Treatment with asparaginase is both feasible and effective in children, adolescents and young adults (AYA), and adults with ALL. Unique toxicities of asparaginase administration include pancreatitis, hypercoagulability, liver dysfunction, and allergic reactions. Given a different milieu of host factors, many of these toxicities are magnified in the adult population, particularly during induction chemotherapy where active leukemia and increased rates of tumor cell death further contribute to the presence of a proinflammatory state. The optimal schedule and dose of asparaginase in the adult population remain unclear as does the upper age limit at which asparaginase may be safely tolerated, although treatment is generally poorly tolerated in patients over the age of 45. Treatment of AYA patients represents a particular challenge. Growing data show improved survival in AYA patients treated with pediatric regimens incorporating asparaginase, but often with the cost of toxicity. The development of PEG-asparaginase represents a more convenient and likely less immunogenic form of treatment. As investigators continue to study l-asparaginase encapsulated in erythrocytes, there is hope that further improvements in drug delivery may increase the tolerability of asparaginase allowing its use in an even broader population of patients with ALL.
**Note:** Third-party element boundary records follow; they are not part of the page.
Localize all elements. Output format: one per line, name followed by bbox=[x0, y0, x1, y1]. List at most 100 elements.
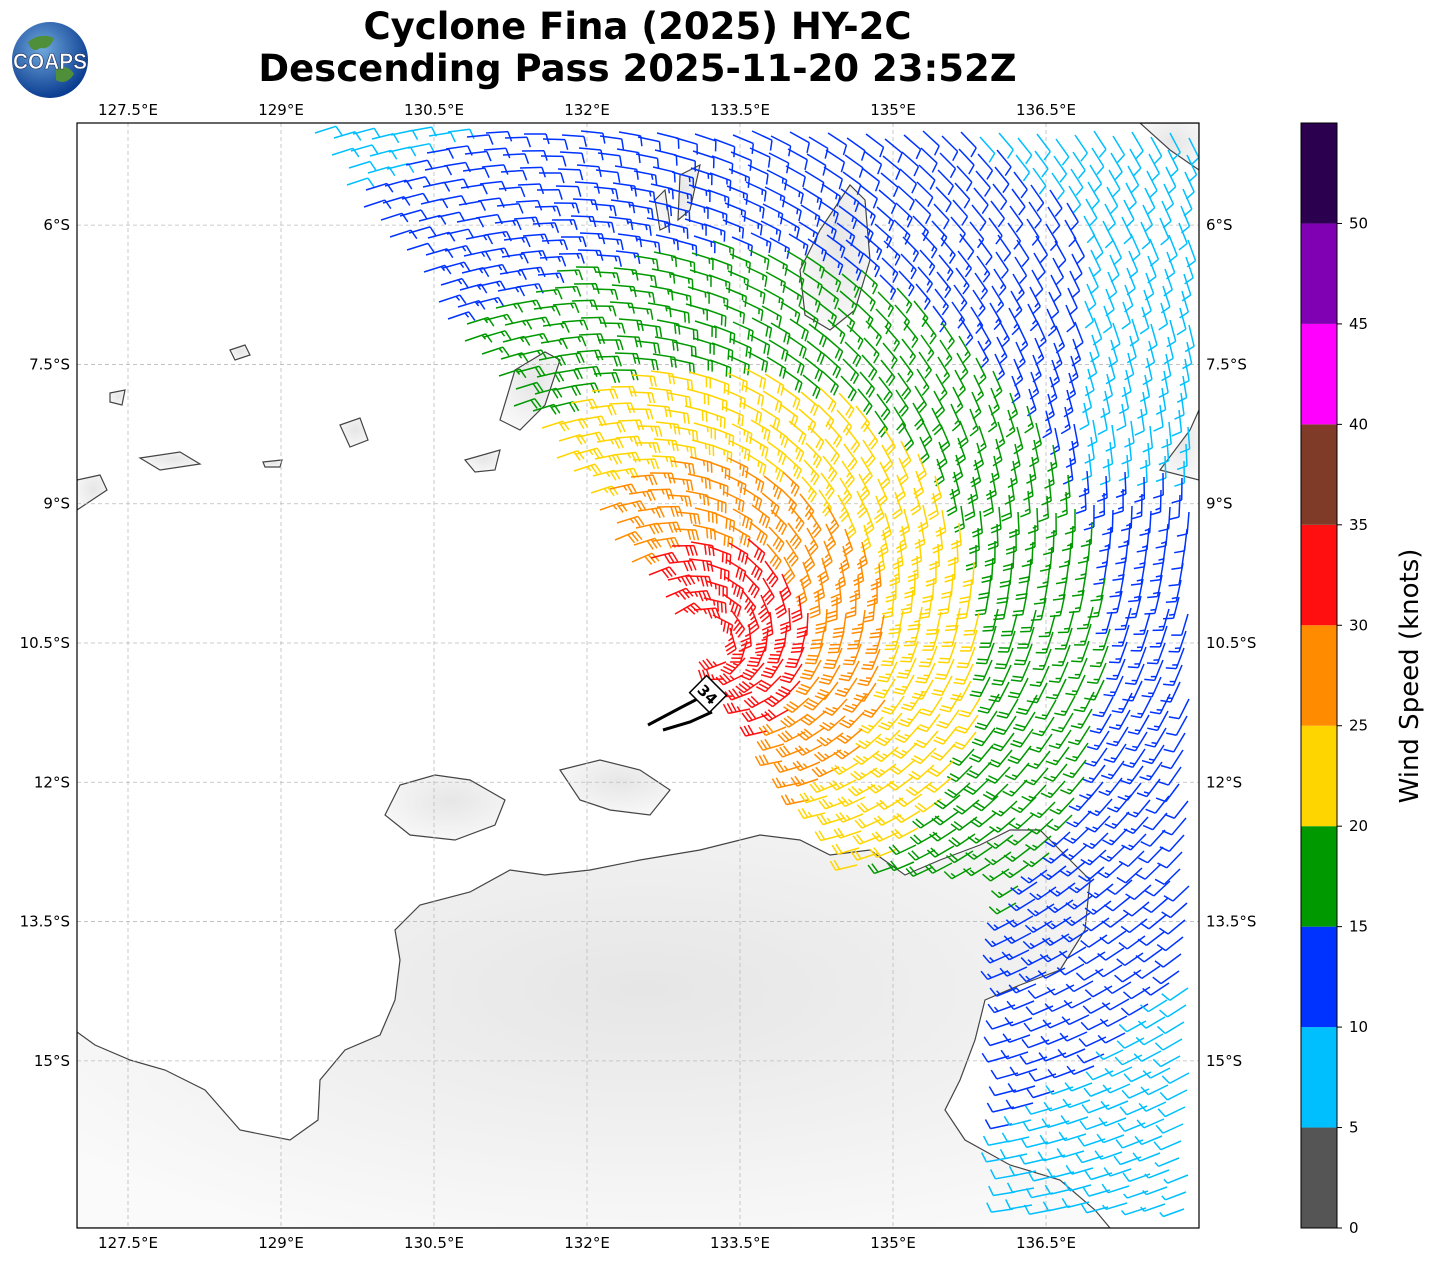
wind-barb bbox=[1010, 728, 1034, 748]
wind-barb bbox=[914, 385, 928, 414]
wind-barb bbox=[728, 542, 749, 565]
wind-barb bbox=[746, 645, 767, 667]
wind-barb bbox=[1141, 676, 1162, 698]
wind-barb bbox=[1015, 694, 1038, 715]
wind-barb bbox=[749, 521, 768, 546]
wind-barb bbox=[917, 266, 934, 293]
wind-barb bbox=[899, 168, 918, 194]
wind-barb bbox=[1103, 675, 1124, 697]
wind-barb bbox=[861, 167, 881, 192]
wind-barb bbox=[839, 711, 865, 729]
wind-barb bbox=[937, 169, 954, 196]
wind-barb bbox=[861, 648, 881, 671]
wind-barb bbox=[1112, 488, 1124, 515]
wind-barb bbox=[901, 338, 917, 366]
wind-barb bbox=[637, 323, 663, 338]
wind-barb bbox=[1116, 403, 1127, 432]
wind-barb bbox=[916, 368, 930, 396]
wind-barb bbox=[880, 512, 892, 541]
wind-barb bbox=[807, 425, 825, 452]
wind-barb bbox=[1108, 709, 1131, 730]
chart-title: Cyclone Fina (2025) HY-2C Descending Pas… bbox=[0, 6, 1275, 90]
wind-barb bbox=[990, 732, 1015, 752]
wind-barb bbox=[634, 442, 661, 454]
wind-barb bbox=[1068, 185, 1082, 214]
wind-barb bbox=[765, 458, 785, 483]
wind-barb bbox=[956, 352, 969, 381]
wind-barb bbox=[891, 491, 903, 520]
wind-barb bbox=[800, 391, 819, 417]
wind-barb bbox=[841, 273, 860, 298]
wind-barb bbox=[1032, 648, 1052, 671]
colorbar-bin bbox=[1301, 1027, 1337, 1128]
wind-barb bbox=[722, 593, 742, 617]
wind-barb bbox=[937, 356, 951, 385]
wind-barb bbox=[1149, 693, 1171, 715]
wind-barb bbox=[876, 393, 891, 421]
wind-barb bbox=[1079, 402, 1090, 431]
wind-barb bbox=[408, 226, 437, 237]
wind-barb bbox=[748, 249, 770, 271]
wind-barb bbox=[903, 321, 919, 349]
wind-barb bbox=[462, 167, 490, 178]
wind-barb bbox=[795, 578, 808, 607]
colorbar-tick-label: 40 bbox=[1349, 415, 1368, 433]
wind-barb bbox=[709, 172, 732, 192]
wind-barb bbox=[692, 150, 715, 169]
wind-barb bbox=[655, 234, 679, 251]
wind-barb bbox=[720, 657, 746, 675]
wind-barb bbox=[750, 232, 772, 254]
wind-barb bbox=[1038, 495, 1050, 523]
wind-barb bbox=[1044, 393, 1055, 422]
wind-barb bbox=[958, 335, 971, 364]
wind-barb bbox=[629, 391, 656, 404]
wind-barb bbox=[666, 494, 692, 507]
wind-barb bbox=[713, 138, 736, 158]
wind-barb bbox=[707, 376, 730, 395]
wind-barb bbox=[883, 240, 901, 266]
wind-barb bbox=[916, 713, 941, 733]
wind-barb bbox=[841, 460, 855, 488]
wind-barb bbox=[710, 257, 733, 277]
wind-barb bbox=[1111, 692, 1133, 714]
wind-barb bbox=[827, 132, 848, 156]
wind-barb bbox=[1073, 236, 1085, 265]
wind-barb bbox=[994, 353, 1006, 382]
wind-barb bbox=[745, 181, 767, 202]
wind-barb bbox=[946, 488, 958, 517]
wind-barb bbox=[768, 152, 790, 174]
wind-barb bbox=[589, 220, 615, 233]
wind-barb bbox=[403, 176, 432, 187]
wind-barb bbox=[864, 422, 879, 450]
wind-barb bbox=[735, 679, 763, 694]
wind-barb bbox=[897, 708, 922, 728]
wind-barb bbox=[1034, 150, 1049, 178]
wind-barb bbox=[689, 456, 713, 473]
wind-barb bbox=[1158, 302, 1169, 331]
wind-barb bbox=[724, 202, 747, 222]
wind-barb bbox=[801, 476, 818, 503]
wind-barb bbox=[715, 673, 744, 686]
wind-barb bbox=[818, 664, 841, 685]
wind-barb bbox=[820, 472, 835, 500]
wind-barb bbox=[825, 149, 846, 173]
wind-barb bbox=[674, 426, 699, 442]
wind-barb bbox=[1053, 155, 1068, 183]
wind-barb bbox=[1146, 642, 1166, 665]
colorbar-tick-label: 5 bbox=[1349, 1119, 1359, 1137]
wind-barb bbox=[826, 421, 843, 448]
wind-barb bbox=[1013, 171, 1028, 199]
wind-barb bbox=[693, 422, 717, 440]
lon-tick-label: 133.5°E bbox=[710, 1234, 770, 1252]
wind-barb bbox=[557, 352, 585, 364]
colorbar-tick-label: 25 bbox=[1349, 717, 1368, 735]
wind-barb bbox=[1097, 407, 1108, 436]
wind-barb bbox=[1130, 629, 1149, 652]
wind-barb bbox=[447, 311, 476, 321]
wind-barb bbox=[873, 678, 896, 699]
wind-barb bbox=[960, 318, 974, 346]
wind-barb bbox=[424, 165, 453, 176]
wind-barb bbox=[1165, 166, 1177, 195]
wind-barb bbox=[825, 336, 844, 362]
wind-barb bbox=[1147, 323, 1158, 352]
Looking forward to the future care of patients with ALL, we see asparaginase continuing to play a role in the treatment of AYA patients. Rather than being paired with cytotoxic chemotherapy, it is possible that asparaginase will instead be further investigated in combination with targeted therapies such as blinatumomab (Blincyto, Amgen Inc., Thousand Oaks, CA, USA), a monoclonal bispecific T-cell engager, or other targeted therapies that remain in development. With the significant toxicity seen in patients greater than 40–45 years of age, asparaginase therapy may lose favor compared to less toxic targeted therapies. Currently, no such targeted agents are approved for T-cell ALL, and asparaginase will likely continue to play an important role in its treatment.

Disclosure

The authors report no conflicts of interest in this work.